What is the work/span of accessing neighbors using an edge set?

Work: $O(|E|)$

Span: $O(\lg |E|)$ (using filter)



Can we do better?

Map of Neighbors¶

We can use a hashmap (dict) to store the neighbors of each node.

In [22]:
graph = {
            'A': {'B'},
            'B': {'A', 'C', 'D'},
            'C': {'B', 'D'},
            'D': {'B', 'C'}
        }
graph
Out[22]:
{'A': {'B'}, 'B': {'A', 'C', 'D'}, 'C': {'B', 'D'}, 'D': {'B', 'C'}}

What is work of accessing neighbors?

In [7]:
def neighbors_map(graph, node):
    return graph[node]

neighbors_map(graph, 'B')
Out[7]:
{'A', 'B', 'D'}

Constant time to lookup the neighbors of a node.

Graph Search¶

One of the fundamental operations over graphs

  • Start at a source node s
  • Visit all reachable nodes
    • $t$ is reachable from $s$ if there is a path between them
  • For efficiency, visit each node at most once.

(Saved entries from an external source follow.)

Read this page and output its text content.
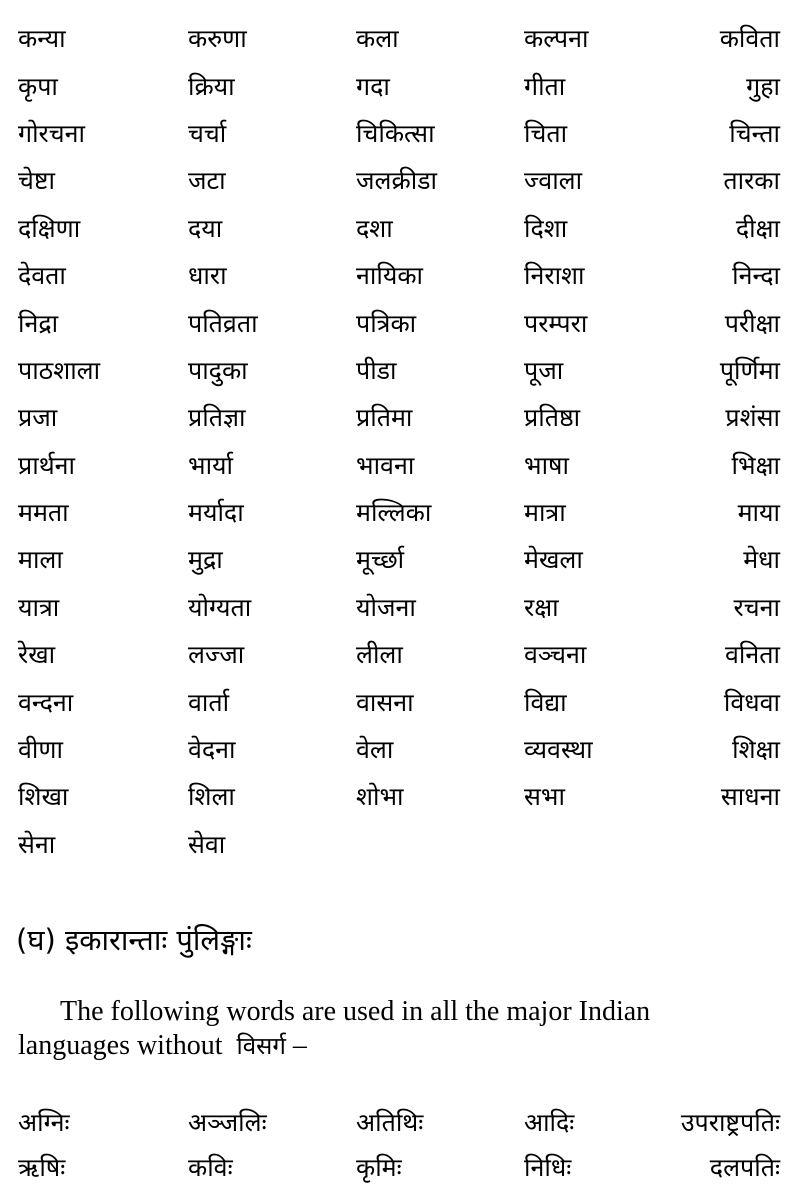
कन्या	करुणा	कला	कल्पना	कविता
कृपा	क्रिया	गदा	गीता	गुहा
गोरचना	चर्चा	चिकित्सा	चिता	चिन्ता
चेष्टा	जटा	जलक्रीडा	ज्वाला	तारका
दक्षिणा	दया	दशा	दिशा	दीक्षा
देवता	धारा	नायिका	निराशा	निन्दा
निद्रा	पतिव्रता	पत्रिका	परम्परा	परीक्षा
पाठशाला	पादुका	पीडा	पूजा	पूर्णिमा
प्रजा	प्रतिज्ञा	प्रतिमा	प्रतिष्ठा	प्रशंसा
प्रार्थना	भार्या	भावना	भाषा	भिक्षा
ममता	मर्यादा	मल्लिका	मात्रा	माया
माला	मुद्रा	मूर्च्छा	मेखला	मेधा
यात्रा	योग्यता	योजना	रक्षा	रचना
रेखा	लज्जा	लीला	वञ्चना	वनिता
वन्दना	वार्ता	वासना	विद्या	विधवा
वीणा	वेदना	वेला	व्यवस्था	शिक्षा
शिखा	शिला	शोभा	सभा	साधना
सेना	सेवा
(घ) इकारान्ताः पुंलिङ्गाः
The following words are used in all the major Indian
languages without विसर्ग –
अग्निः	अञ्जलिः	अतिथिः	आदिः	उपराष्ट्रपतिः
ऋषिः	कविः	कृमिः	निधिः	दलपतिः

Can be used to solve a number of problem:

  • Is the graph connected?
  • Is node $t$ reachable from node $s$
  • Shortest path from $s$ to $t$

Generic Graph Search¶

Consider the task of crawling every web page reachable from a starting page $s$.

How would you do this?

At any point in the search, a vertex can be in one of three sets:

  • visited: the set of vertices already visited
  • frontier: the unvisited neighbors of the visited vertices
  • unseen: everything else

We can then describe a generic search algorithm as follows:

while vertices remain to be visited:

  • visit some unvisited nodes in the frontier
  • update the three sets


We'll look at two common search algorithms, breadth-first search and depth-first search.

Vertex Hopping¶

Just to get an idea of the problem, we'll start with an inefficient way of searching called vertex hopping

until all nodes visited:
    pick a node
    visit all its neighbors
In [23]:
def hop(graph):
    for v in graph:
        print('searching with %s' % v)
        for neighbor in graph[v]:
            print('...found %s' % neighbor)
            
hop(graph)
searching with A
...found B
searching with B
...found A
...found C
...found D
searching with C
...found B
...found D
searching with D
...found B
...found C

This of course ignores the idea of paths in a graph.

However, we could still build on this to solve the reachability problem. How? We'll address this problem in recitation.